Pelo lado materno, é filha de Maria Aparecida de Almeida Moura (in memoriam), natural de Consolação (MG), que chegou a Extrema aos nove anos de idade. Professora dedicada, tornou-se uma referência na educação municipal, recebendo uma homenagem póstuma que eternizou seu nome no CEIM dos Tenentes, em reconhecimento à sua contribuição para a formação de gerações de extremenses.

Anos depois, de consolidar-se no teatro, Sissy se formou em Advocacia – integrou a a primeira Turma do curso da FAEX.  

Legado Cultural

Sissy já dividiu os palcos com artistas que marcaram a história cultural de Extrema, como Fábio Leme, Ivo Leme, Andréa Silva, Thiago Felipe, Ana Alice Leme, Osny Almeida, Daniel Régio e Deivid Santana. “Embora não sejam de Extrema, tive o prazer de atuar ao lado de nomes como Mike Meneghell e Rita Miranda, que, além de atriz, dirigiu diversos espetáculos da companhia. E também com uma nova geração de artistas,  Vitor Moraes, Pedro Andrade, Júlia Cardoso e Emili Lima”.

Entre as experiências mais marcantes de sua trajetória está a turnê do espetáculo O Mambembe, viabilizada pela Lei Rouanet. Durante dois anos consecutivos, a montagem percorreu cidades de Minas Gerais e São Paulo, levando o teatro a praças públicas de pequenos municípios.

Encenada sobre um caminhão-palco, a peça emocionava e divertia plateias que, muitas vezes, assistiam a um espetáculo teatral pela primeira vez. “Era gratificante ver a alegria das pessoas e perceber que a arte chegava a quem talvez nunca tivesse tido essa oportunidade“, recorda.

Seu envolvimento com a cultura também ultrapassou os palcos. Participou ativamente da organização da classe artística para que Extrema integrasse o Sistema Nacional de Cultura (SNC), processo que resultou na criação do Conselho Municipal de Cultura.

Representando as artes cênicas pela sociedade civil organizada, integrou o conselho por três mandatos, exercendo a vice-presidência na primeira gestão e a presidência nas duas seguintes.

O compromisso com a cultura caminha lado a lado com o amor pela cidade. “Extrema é minha casa, minha terra. Minhas raízes estão aqui. Caminho pelas ruas e reconheço minha ancestralidade em cada canto. Acho que me confundo um pouco com a cidade, porque sou feita desse barro”, define.

Ela reconhece que Extrema evoluiu significativamente nas últimas décadas e observa uma mudança positiva na forma como a arte passou a ser valorizada.

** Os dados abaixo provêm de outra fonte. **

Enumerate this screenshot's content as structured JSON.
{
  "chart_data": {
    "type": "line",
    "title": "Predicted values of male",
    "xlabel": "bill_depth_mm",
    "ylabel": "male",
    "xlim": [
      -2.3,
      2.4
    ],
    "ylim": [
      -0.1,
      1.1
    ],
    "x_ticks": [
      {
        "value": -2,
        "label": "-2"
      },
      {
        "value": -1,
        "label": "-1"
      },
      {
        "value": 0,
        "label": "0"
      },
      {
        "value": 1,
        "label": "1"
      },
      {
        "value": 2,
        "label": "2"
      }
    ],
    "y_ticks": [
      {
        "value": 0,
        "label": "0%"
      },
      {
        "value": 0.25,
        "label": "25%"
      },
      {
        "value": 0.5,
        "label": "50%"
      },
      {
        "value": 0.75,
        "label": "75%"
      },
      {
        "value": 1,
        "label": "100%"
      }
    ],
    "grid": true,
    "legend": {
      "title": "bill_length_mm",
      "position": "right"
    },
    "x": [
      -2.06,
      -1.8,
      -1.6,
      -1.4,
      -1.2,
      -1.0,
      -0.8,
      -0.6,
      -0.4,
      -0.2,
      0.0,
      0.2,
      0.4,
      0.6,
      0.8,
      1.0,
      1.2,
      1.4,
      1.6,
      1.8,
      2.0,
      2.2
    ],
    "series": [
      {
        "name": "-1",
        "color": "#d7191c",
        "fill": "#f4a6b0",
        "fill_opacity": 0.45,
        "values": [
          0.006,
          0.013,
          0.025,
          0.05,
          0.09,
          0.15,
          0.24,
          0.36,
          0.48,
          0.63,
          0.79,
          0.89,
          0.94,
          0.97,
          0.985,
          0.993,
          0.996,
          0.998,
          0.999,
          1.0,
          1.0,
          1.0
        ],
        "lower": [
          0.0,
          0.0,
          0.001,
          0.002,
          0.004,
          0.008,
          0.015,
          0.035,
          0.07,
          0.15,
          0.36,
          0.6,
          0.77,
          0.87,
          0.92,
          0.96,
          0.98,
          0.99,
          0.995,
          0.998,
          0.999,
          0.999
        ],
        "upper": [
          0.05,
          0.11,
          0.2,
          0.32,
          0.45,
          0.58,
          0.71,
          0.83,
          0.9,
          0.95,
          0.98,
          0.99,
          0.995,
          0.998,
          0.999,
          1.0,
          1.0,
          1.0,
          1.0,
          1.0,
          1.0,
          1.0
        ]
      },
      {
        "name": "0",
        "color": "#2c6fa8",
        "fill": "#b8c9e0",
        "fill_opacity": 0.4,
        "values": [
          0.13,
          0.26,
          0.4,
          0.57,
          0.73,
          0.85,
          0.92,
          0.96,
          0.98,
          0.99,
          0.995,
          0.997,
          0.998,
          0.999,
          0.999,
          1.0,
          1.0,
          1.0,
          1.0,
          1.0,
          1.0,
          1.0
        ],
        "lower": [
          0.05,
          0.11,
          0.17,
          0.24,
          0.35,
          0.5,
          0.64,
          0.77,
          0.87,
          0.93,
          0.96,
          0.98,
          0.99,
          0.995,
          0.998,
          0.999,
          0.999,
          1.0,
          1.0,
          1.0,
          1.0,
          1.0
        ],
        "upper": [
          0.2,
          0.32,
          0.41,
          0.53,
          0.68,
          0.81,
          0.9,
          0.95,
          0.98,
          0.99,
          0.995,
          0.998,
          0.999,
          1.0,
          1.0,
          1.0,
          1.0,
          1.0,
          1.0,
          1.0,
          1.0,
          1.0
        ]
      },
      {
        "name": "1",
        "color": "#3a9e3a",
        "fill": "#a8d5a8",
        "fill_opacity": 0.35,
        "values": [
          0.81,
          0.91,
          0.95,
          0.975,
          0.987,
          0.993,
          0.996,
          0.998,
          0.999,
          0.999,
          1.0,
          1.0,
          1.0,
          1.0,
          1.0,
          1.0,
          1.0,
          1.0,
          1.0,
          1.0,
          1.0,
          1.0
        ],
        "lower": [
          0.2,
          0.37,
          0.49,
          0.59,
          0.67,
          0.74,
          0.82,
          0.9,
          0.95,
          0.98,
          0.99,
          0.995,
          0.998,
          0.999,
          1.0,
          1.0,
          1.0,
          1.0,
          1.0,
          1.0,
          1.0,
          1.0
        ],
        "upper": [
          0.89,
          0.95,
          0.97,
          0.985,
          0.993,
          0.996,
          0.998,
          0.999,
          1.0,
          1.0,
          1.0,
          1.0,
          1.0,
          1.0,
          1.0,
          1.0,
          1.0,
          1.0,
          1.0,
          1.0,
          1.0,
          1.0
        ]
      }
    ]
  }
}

Ainda assim, acredita que o município precisa ampliar os investimentos em políticas públicas culturais, fortalecendo projetos e mecanismos de incentivo para que artistas de todas as áreas possam continuar produzindo e levando suas expressões criativas à comunidade.

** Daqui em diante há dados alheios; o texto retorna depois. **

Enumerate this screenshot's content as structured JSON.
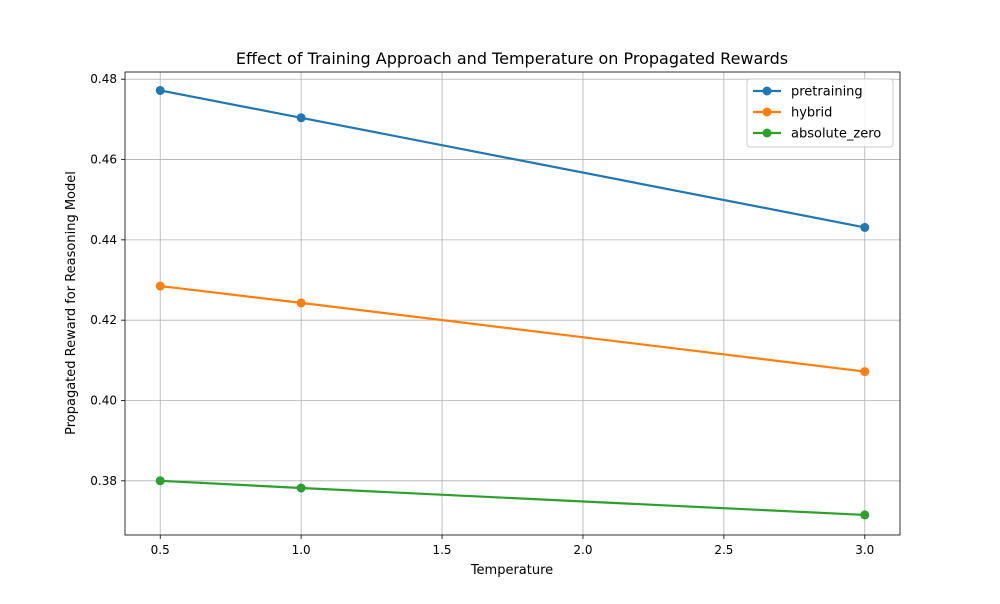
{
  "chart_data": {
    "type": "line",
    "title": "Effect of Training Approach and Temperature on Propagated Rewards",
    "xlabel": "Temperature",
    "ylabel": "Propagated Reward for Reasoning Model",
    "xlim": [
      0.375,
      3.125
    ],
    "ylim": [
      0.3665,
      0.4818
    ],
    "xticks": [
      0.5,
      1.0,
      1.5,
      2.0,
      2.5,
      3.0
    ],
    "xtick_labels": [
      "0.5",
      "1.0",
      "1.5",
      "2.0",
      "2.5",
      "3.0"
    ],
    "yticks": [
      0.38,
      0.4,
      0.42,
      0.44,
      0.46,
      0.48
    ],
    "ytick_labels": [
      "0.38",
      "0.40",
      "0.42",
      "0.44",
      "0.46",
      "0.48"
    ],
    "grid": true,
    "legend_position": "top-right",
    "series": [
      {
        "name": "pretraining",
        "color": "#1f77b4",
        "x": [
          0.5,
          1.0,
          3.0
        ],
        "values": [
          0.4772,
          0.4704,
          0.4431
        ]
      },
      {
        "name": "hybrid",
        "color": "#ff7f0e",
        "x": [
          0.5,
          1.0,
          3.0
        ],
        "values": [
          0.4285,
          0.4243,
          0.4072
        ]
      },
      {
        "name": "absolute_zero",
        "color": "#2ca02c",
        "x": [
          0.5,
          1.0,
          3.0
        ],
        "values": [
          0.38,
          0.3782,
          0.3715
        ]
      }
    ]
  }
}
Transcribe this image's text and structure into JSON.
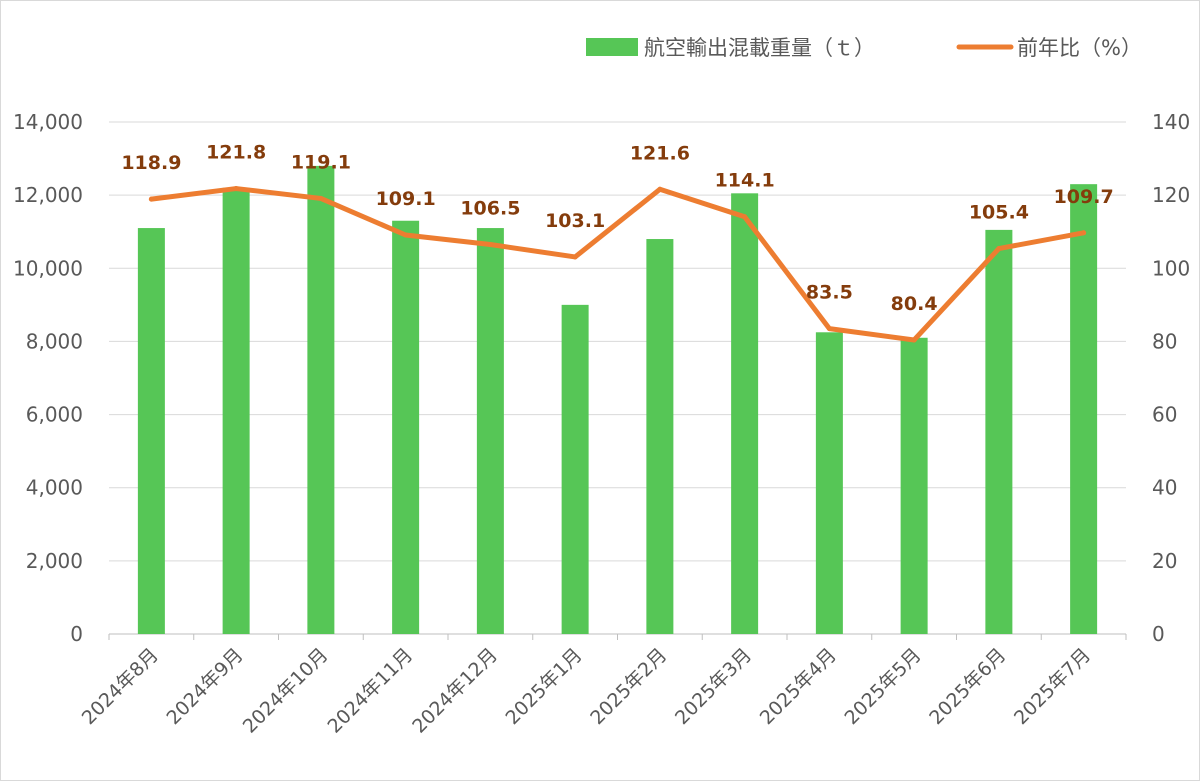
{
  "chart_data": {
    "type": "bar",
    "categories": [
      "2024年8月",
      "2024年9月",
      "2024年10月",
      "2024年11月",
      "2024年12月",
      "2025年1月",
      "2025年2月",
      "2025年3月",
      "2025年4月",
      "2025年5月",
      "2025年6月",
      "2025年7月"
    ],
    "series": [
      {
        "name": "航空輸出混載重量（ｔ）",
        "type": "bar",
        "axis": "left",
        "color": "#56c656",
        "values": [
          11100,
          12200,
          12800,
          11300,
          11100,
          9000,
          10800,
          12050,
          8250,
          8100,
          11050,
          12300
        ]
      },
      {
        "name": "前年比（%）",
        "type": "line",
        "axis": "right",
        "color": "#ed7d31",
        "values": [
          118.9,
          121.8,
          119.1,
          109.1,
          106.5,
          103.1,
          121.6,
          114.1,
          83.5,
          80.4,
          105.4,
          109.7
        ],
        "labels": [
          "118.9",
          "121.8",
          "119.1",
          "109.1",
          "106.5",
          "103.1",
          "121.6",
          "114.1",
          "83.5",
          "80.4",
          "105.4",
          "109.7"
        ]
      }
    ],
    "y_left": {
      "ylim": [
        0,
        14000
      ],
      "ticks": [
        0,
        2000,
        4000,
        6000,
        8000,
        10000,
        12000,
        14000
      ],
      "tick_labels": [
        "0",
        "2,000",
        "4,000",
        "6,000",
        "8,000",
        "10,000",
        "12,000",
        "14,000"
      ]
    },
    "y_right": {
      "ylim": [
        0,
        140
      ],
      "ticks": [
        0,
        20,
        40,
        60,
        80,
        100,
        120,
        140
      ],
      "tick_labels": [
        "0",
        "20",
        "40",
        "60",
        "80",
        "100",
        "120",
        "140"
      ]
    },
    "grid": true,
    "legend_position": "top-right",
    "title": "",
    "xlabel": "",
    "ylabel": ""
  }
}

Entre todas as iniciativas das quais participou, uma ocupa um lugar especial em seu coração: a Extrema Mostra Teatro. Criada em 2004, a mostra chega à sua 21ª edição consolidada como um dos principais eventos culturais da região, interrompida apenas durante os dois anos da pandemia.

Para Sissy, o maior legado do projeto é democratizar o acesso ao teatro, levando espetáculos gratuitos e de reconhecida qualidade artística à população. Ao longo desses anos, o evento recebeu artistas premiados nacionalmente e atraiu públicos de diversas cidades.

Ela guarda com emoção histórias como a chegada de idosos de Joanópolis em vans especialmente organizadas para assistir às apresentações e de estudantes de Toledo que tiveram, ali, seu primeiro contato com o teatro. “A arte precisa chegar a todos”, ressalta.

O olhar para o futuro continua sendo movido pelos sonhos. Um deles é criar um centro cultural que reúna a história de sua família — profundamente ligada à trajetória de Extrema — e, ao mesmo tempo, ofereça oficinas de teatro, pintura, cinema e outras manifestações artísticas. Enquanto esse projeto amadurece, segue dedicada ao Movimento Cia. de Teatro, ao Ponto de Cultura e à realização da 21ª Extrema Mostra Teatro.

Depois de mais de três décadas dedicadas à cultura, Sissy continua acreditando que a arte é capaz de transformar pessoas, fortalecer comunidades e preservar histórias. Aos jovens que sonham com uma carreira nas artes, Sissy diz: “Insistam, persistam e não desistam. Pode não ser fácil, mas fazer o que se ama é profundamente gratificante.”